The last episode aired on BBC Two was, fittingly enough, the Season 11 finale, Behind the Laughter, on Friday May 7th, 2004, I know there was a mini hiatus before that: all in all, it was almost six months until Channel 4 started airing Seasons 2 and 12.
I remember an article that said the BBC held the rights to the series until 2006, even though they stopped airing it two years after 4 got the rights in 2002. In 2005, Channel 4 gave them the rights to Family Guy for BBC Two, and later BBC Three, which is how Seth McFarlane's other shows made it to terrestrial in the UK.
Not sure about that, I'm sure C4 hadn't shown Family Guy for many years when it started on BBC2. As far as I know, BBC2 bought the rights to American Dad, which they showed for the first time on British TV, and Family Guy got bundled in within it (much like how ITV2 have them all now). At the time American Dad got the lion's share of the promotion and they were shown back to back on Saturday nights, for a few weeks at least -
https://genome.ch.bbc.co.uk/schedules/bbctwo/england/2005-10-22#at-22.05
As you say, the last episode of The Simpsons on BBC2 was in May 2004, that was a repeat, and the last new episode was in January of that year. From around early 2003, BBC2 would often take The Simpsons off for a week or two to try and launch something else to potentially replace it, not that they ever really found anything, so for the last few months they were really rationing it.
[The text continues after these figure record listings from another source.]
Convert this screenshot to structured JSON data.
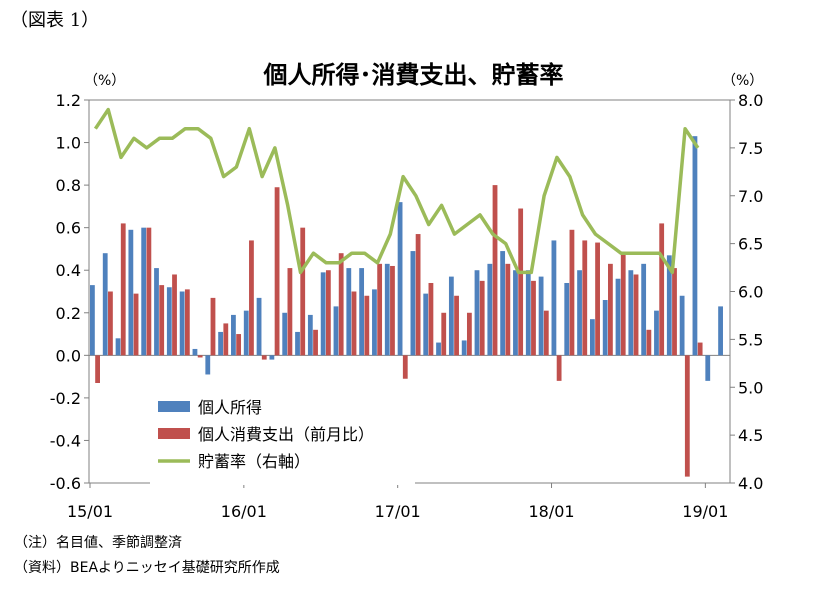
{
  "figure_label": "（図表 1）",
  "notes": {
    "note": "（注）名目値、季節調整済",
    "source": "（資料）BEAよりニッセイ基礎研究所作成"
  },
  "chart_data": {
    "type": "bar",
    "title": "個人所得･消費支出、貯蓄率",
    "left_unit": "（%）",
    "right_unit": "（%）",
    "x_tick_labels": [
      "15/01",
      "16/01",
      "17/01",
      "18/01",
      "19/01"
    ],
    "x_tick_indices": [
      0,
      12,
      24,
      36,
      48
    ],
    "y_left": {
      "ylim": [
        -0.6,
        1.2
      ],
      "ticks": [
        "1.2",
        "1.0",
        "0.8",
        "0.6",
        "0.4",
        "0.2",
        "0.0",
        "-0.2",
        "-0.4",
        "-0.6"
      ]
    },
    "y_right": {
      "ylim": [
        4.0,
        8.0
      ],
      "ticks": [
        "8.0",
        "7.5",
        "7.0",
        "6.5",
        "6.0",
        "5.5",
        "5.0",
        "4.5",
        "4.0"
      ]
    },
    "series": [
      {
        "name": "個人所得",
        "type": "bar",
        "axis": "left",
        "color": "#4f81bd",
        "values": [
          0.33,
          0.48,
          0.08,
          0.59,
          0.6,
          0.41,
          0.32,
          0.3,
          0.03,
          -0.09,
          0.11,
          0.19,
          0.21,
          0.27,
          -0.02,
          0.2,
          0.11,
          0.19,
          0.39,
          0.23,
          0.41,
          0.41,
          0.31,
          0.43,
          0.72,
          0.49,
          0.29,
          0.06,
          0.37,
          0.07,
          0.4,
          0.43,
          0.49,
          0.4,
          0.4,
          0.37,
          0.54,
          0.34,
          0.4,
          0.17,
          0.26,
          0.36,
          0.4,
          0.43,
          0.21,
          0.47,
          0.28,
          1.03,
          -0.12,
          0.23
        ]
      },
      {
        "name": "個人消費支出（前月比）",
        "type": "bar",
        "axis": "left",
        "color": "#c0504d",
        "values": [
          -0.13,
          0.3,
          0.62,
          0.29,
          0.6,
          0.33,
          0.38,
          0.31,
          -0.01,
          0.27,
          0.15,
          0.1,
          0.54,
          -0.02,
          0.79,
          0.41,
          0.6,
          0.12,
          0.4,
          0.48,
          0.3,
          0.28,
          0.43,
          0.42,
          -0.11,
          0.57,
          0.34,
          0.2,
          0.28,
          0.2,
          0.35,
          0.8,
          0.43,
          0.69,
          0.35,
          0.21,
          -0.12,
          0.59,
          0.54,
          0.53,
          0.43,
          0.48,
          0.38,
          0.12,
          0.62,
          0.41,
          -0.57,
          0.06
        ]
      },
      {
        "name": "貯蓄率（右軸）",
        "type": "line",
        "axis": "right",
        "color": "#9bbb59",
        "values": [
          7.7,
          7.9,
          7.4,
          7.6,
          7.5,
          7.6,
          7.6,
          7.7,
          7.7,
          7.6,
          7.2,
          7.3,
          7.7,
          7.2,
          7.5,
          6.9,
          6.2,
          6.4,
          6.3,
          6.3,
          6.4,
          6.4,
          6.3,
          6.6,
          7.2,
          7.0,
          6.7,
          6.9,
          6.6,
          6.7,
          6.8,
          6.6,
          6.5,
          6.2,
          6.2,
          7.0,
          7.4,
          7.2,
          6.8,
          6.6,
          6.5,
          6.4,
          6.4,
          6.4,
          6.4,
          6.2,
          7.7,
          7.5
        ]
      }
    ],
    "legend_position": "bottom-left inside plot",
    "grid": false
  }
}
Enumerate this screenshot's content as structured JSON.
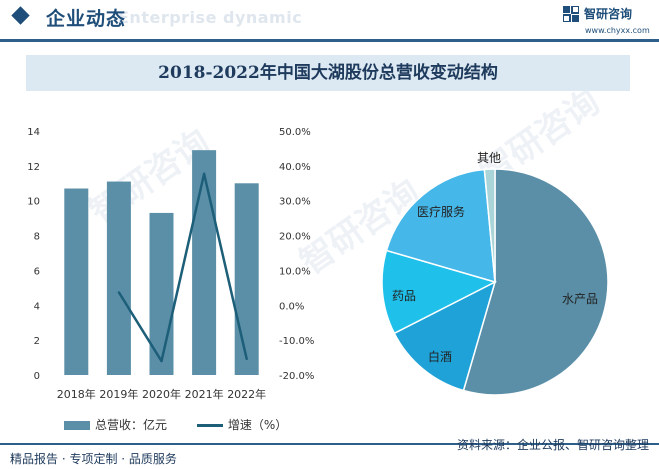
{
  "header": {
    "title": "企业动态",
    "subtitle_en": "Enterprise dynamic",
    "brand": "智研咨询",
    "brand_url": "www.chyxx.com"
  },
  "chart_title": "2018-2022年中国大湖股份总营收变动结构",
  "footer": {
    "left": "精品报告 · 专项定制 · 品质服务",
    "right": "资料来源：企业公报、智研咨询整理"
  },
  "legend": {
    "bar_label": "总营收：亿元",
    "line_label": "增速（%）"
  },
  "watermark": "智研咨询",
  "colors": {
    "bar": "#5b8fa8",
    "line": "#1d5e78",
    "pie": [
      "#5b8fa8",
      "#1ea2d8",
      "#1fc1ea",
      "#46b7e9",
      "#a9d5d8"
    ]
  },
  "chart_data": [
    {
      "type": "bar",
      "title": "2018-2022年中国大湖股份总营收变动结构",
      "categories": [
        "2018年",
        "2019年",
        "2020年",
        "2021年",
        "2022年"
      ],
      "series": [
        {
          "name": "总营收：亿元",
          "type": "bar",
          "axis": "left",
          "values": [
            10.7,
            11.1,
            9.3,
            12.9,
            11.0
          ]
        },
        {
          "name": "增速（%）",
          "type": "line",
          "axis": "right",
          "values": [
            null,
            3.7,
            -16.0,
            37.7,
            -15.4
          ]
        }
      ],
      "y_left": {
        "min": 0,
        "max": 14,
        "ticks": [
          "0",
          "2",
          "4",
          "6",
          "8",
          "10",
          "12",
          "14"
        ]
      },
      "y_right": {
        "min": -20,
        "max": 50,
        "ticks": [
          "-20.0%",
          "-10.0%",
          "0.0%",
          "10.0%",
          "20.0%",
          "30.0%",
          "40.0%",
          "50.0%"
        ]
      }
    },
    {
      "type": "pie",
      "slices": [
        {
          "label": "水产品",
          "value": 54.5
        },
        {
          "label": "白酒",
          "value": 13.0
        },
        {
          "label": "药品",
          "value": 12.0
        },
        {
          "label": "医疗服务",
          "value": 19.0
        },
        {
          "label": "其他",
          "value": 1.5
        }
      ]
    }
  ]
}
BBC 2 for a while also gave The Simpsons a primetime slot in 1998.
Yes, although that was pretty much only there as a spoiler for the appalling ITV sitcom Babes In The Wood. They showed about half a dozen episodes in the 9pm slot but seemingly it didn't rate any better there than it did at 6pm, so they just kept it there. It was presumably also easier to show 22-minute shows at 6pm where there were loads more imports and less requirement to shove in filler shows to fill up a half hour slot. As mentioned, C4 also seemed to find 6pm did just as well as 9pm.